Pierce Hall, in its current state of half demolition
For my Artist’s Dates these past two weeks, I attended the two-evening Bookmakers program offered jointly by the Smart Museum and the Center for Book and Paper Arts at Columbia College. Both sessions focused on bookmaking, obviously, but specifically on photo books. I love making photo albums, or using digital applications and services like blurb, Shutterfly or MyPublisher to create photo books of my digital photos, and so I was curious to see what elevates a photo book to be considered art.

The Smart Museum’s current exhibit State of Mind: New California Art Circa 1970 showcases, among other works, the plain and simple photo books by Ed Ruscha. His small, seemingly simple accordion style photo book Every Building on Sunset Strip got me thinking. Back in 1966, when he self published it, it may have seemed rather ordinary. At first glance it still does. This guy goes out and takes head-on shots of every building on Sunset Strip and glues them together to create a miniature facsimile of the street, labeling each building with its house number. What’s so great about that, except that, when you think about it, it’s actually a pain to execute. But what else? What besides the ingenuity of having this idea and going to the trouble of actually doing it makes this art?

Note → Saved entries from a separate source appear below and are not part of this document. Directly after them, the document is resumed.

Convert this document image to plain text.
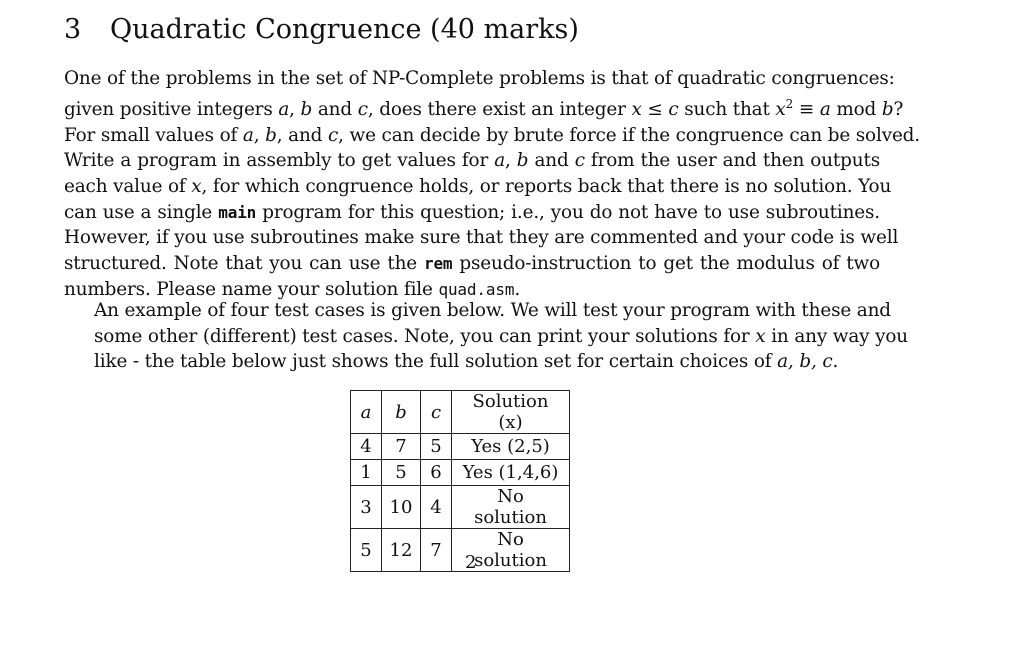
3 Quadratic Congruence (40 marks)
One of the problems in the set of NP-Complete problems is that of quadratic congruences:
given positive integers a, b and c, does there exist an integer x ≤ c such that $x^2 \equiv a$ mod b?
For small values of a, b, and c, we can decide by brute force if the congruence can be solved.
Write a program in assembly to get values for a, b and c from the user and then outputs
each value of x, for which congruence holds, or reports back that there is no solution. You
can use a single main program for this question; i.e., you do not have to use subroutines.
However, if you use subroutines make sure that they are commented and your code is well
structured. Note that you can use the rem pseudo-instruction to get the modulus of two
numbers. Please name your solution file quad.asm.
An example of four test cases is given below. We will test your program with these and
some other (different) test cases. Note, you can print your solutions for x in any way you
like - the table below just shows the full solution set for certain choices of a, b, c.
a	b	c	Solution (x)
4	7	5	Yes (2,5)
1	5	6	Yes (1,4,6)
3	10	4	No solution
5	12	7	No solution
2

(I’m not going to hunt down permission to show this photo book, so please Click here for a photo of Every Building on Sunset Strip and some of the Ed Ruscha photos I’m referring to.)

What is currently left of Pierce Hall
at 55th Street and University Ave.

After going through the exhibit, we went on a quick photo jaunt along Hyde Park’s 55th Street, and it occurred to me that I could have taken the same kind of exacting photos of 55th Street that Ed Ruscha took of Sunset Strip when I first arrived here in 1988. What a historical document that would be now, and how interesting it would be to see how the street has changed! But of course I didn’t do that because back then I only took photos of special occasions and vacations, and didn’t know of Ed Ruscha, but mainly, 55th Street always seemed boring to me. Still does. But then I passed the ruin of the Pierce Hall dormitory on the corner of 55th Street and University Avenue, which is currently being torn down. That building has always been there in my 25 years here in Hyde Park. It was also, in my opinion, so 1950/60s unremarkable. Now it’s just about gone, and I wish I had photos of it from back in the day. We don’t build like that anymore.

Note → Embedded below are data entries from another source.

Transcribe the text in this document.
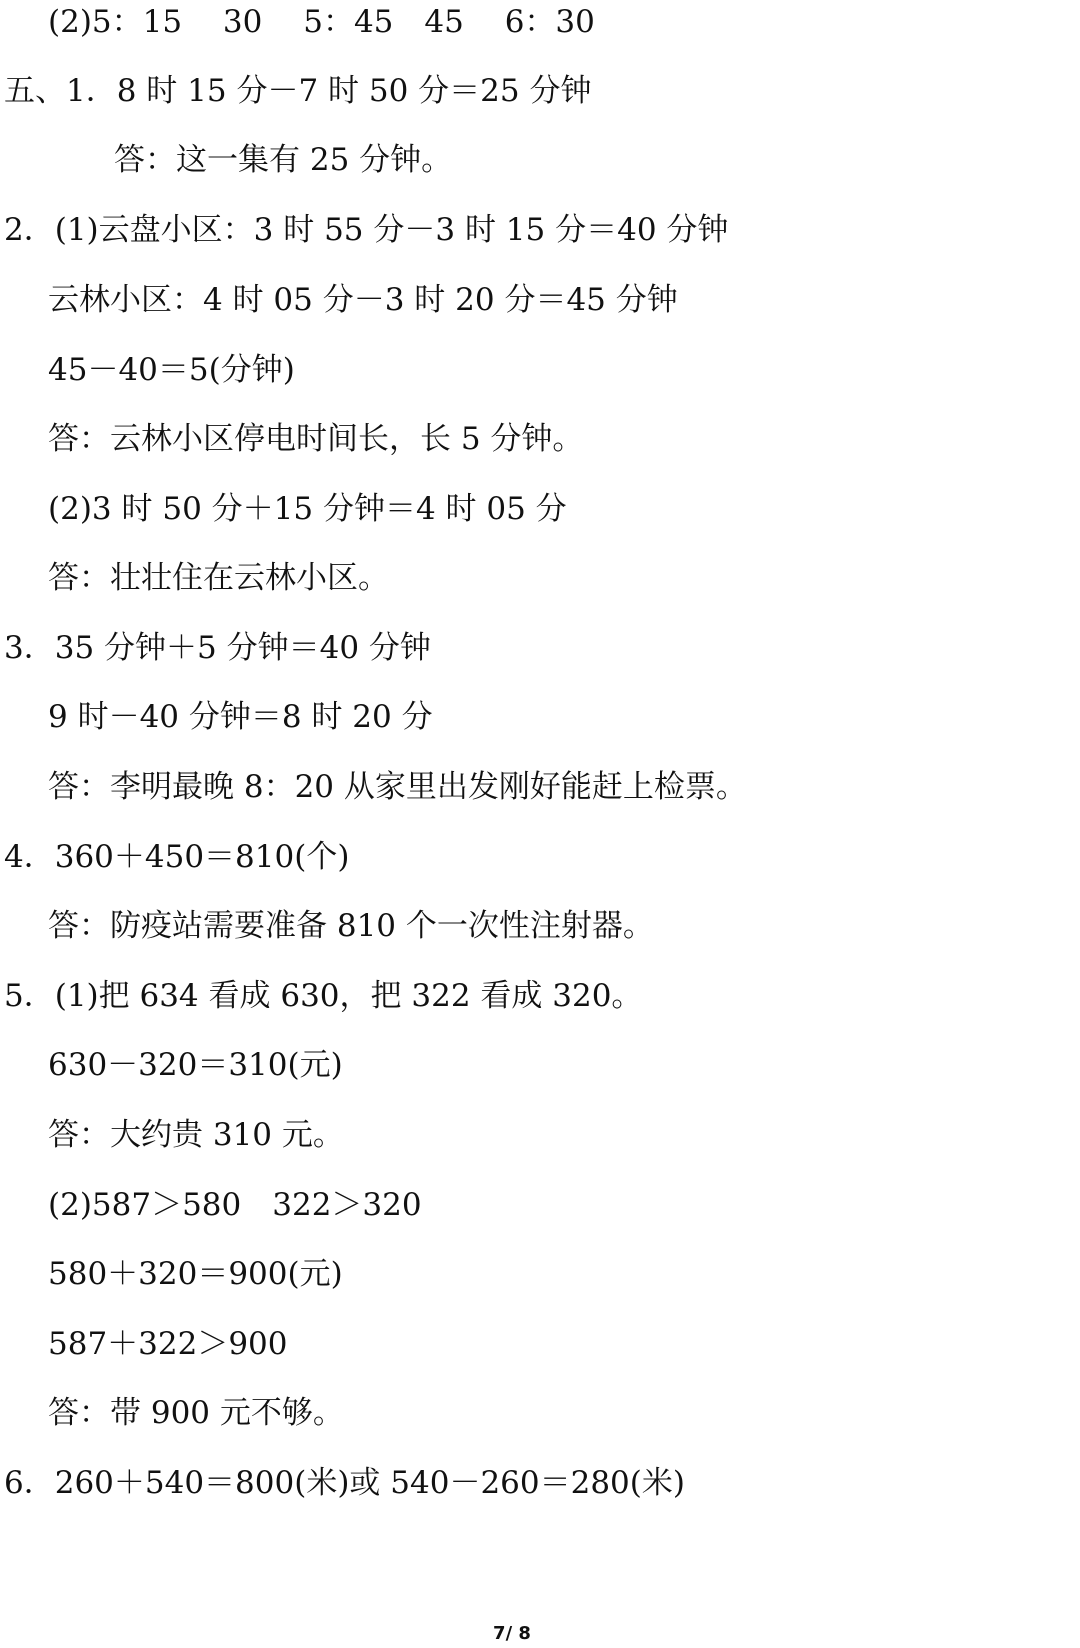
(2)5：15　 30　 5：45　45　 6：30
五、1．8 时 15 分－7 时 50 分＝25 分钟
答：这一集有 25 分钟。
2．(1)云盘小区：3 时 55 分－3 时 15 分＝40 分钟
云林小区：4 时 05 分－3 时 20 分＝45 分钟
45－40＝5(分钟)
答：云林小区停电时间长，长 5 分钟。
(2)3 时 50 分＋15 分钟＝4 时 05 分
答：壮壮住在云林小区。
3．35 分钟＋5 分钟＝40 分钟
9 时－40 分钟＝8 时 20 分
答：李明最晚 8：20 从家里出发刚好能赶上检票。
4．360＋450＝810(个)
答：防疫站需要准备 810 个一次性注射器。
5．(1)把 634 看成 630，把 322 看成 320。
630－320＝310(元)
答：大约贵 310 元。
(2)587＞580　322＞320
580＋320＝900(元)
587＋322＞900
答：带 900 元不够。
6．260＋540＝800(米)或 540－260＝280(米)
7/ 8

All of Ed Ruscha’s systematic photos of buildings in Los Angeles, or 26 gas stations along Route 66, were plain shots when he took them in the ’60s, but now they are interesting, charming, and historical artifacts. No gas station looks like that anymore, nor do buildings have geometric roof decorations like they did in the ’60s. (Click here to see some of the photos I am talking about.)

 

The day I took these photos last week, the blue of the sky matched
the blue of the wall’s exposed insulation.

So I am wondering: Will what is boring to us today be interesting to us tomorrow? After all, my grandfather’s photos of Paris from 1937 are still a tourist’s photos of Paris, but they are very different from my photos from my first visit there in 1982, and many subsequent visits. They have historical significance now. For one, the cars parked in the streets in 1937 are way cooler than cars are now. Does that mean that cars from today seem cool 50 years from now? 70, 80 years from now? Does that mean they are worth documenting? After all, how precious has any photo of the Twin Towers become since 9/11! Any ordinary snapshot I see that shows them makes my heart sink a little, or skip a beat.

I know this documenting of the seemingly ordinary applies to writing memoir as well. Often, when I write, I hunt for mundane facts. I wish, for instance, that I had photos of the interior of my grandparents’ house in Liberec. Sadly, I don’t. I can’t describe what the rooms looked like. I can only glimpse the corner of a china cabinet, or a flowery wallpaper as background in family portraits. Because, back then, nobody thought to take photos of the inside of the house itself. Just documenting it? Who cares? It was so everyday back then. But now it is not.

 

Residence Halls at the University of Chicago house more than one
“House,” i.e. a community of students. Here the emblem of the
“Tufts House” is still hanging on. I’m sure many memories
come with this sign.

Amazingly, a friend of my grandmother understood this. A few years before my grandmother passed away, this lady gave me a little album, in which she had stuck photos of my grandmother’s apartment in Wiesbaden, the apartment I always knew her to live in, the apartment that was the mainstay of my childhood. As she handed it to me, she said, “It will be nice, one day, to have pictures of your grandmother’s place. Just the place, the way it used to be.” Turns out that that old lady knew something about photography, about art and about what might matter.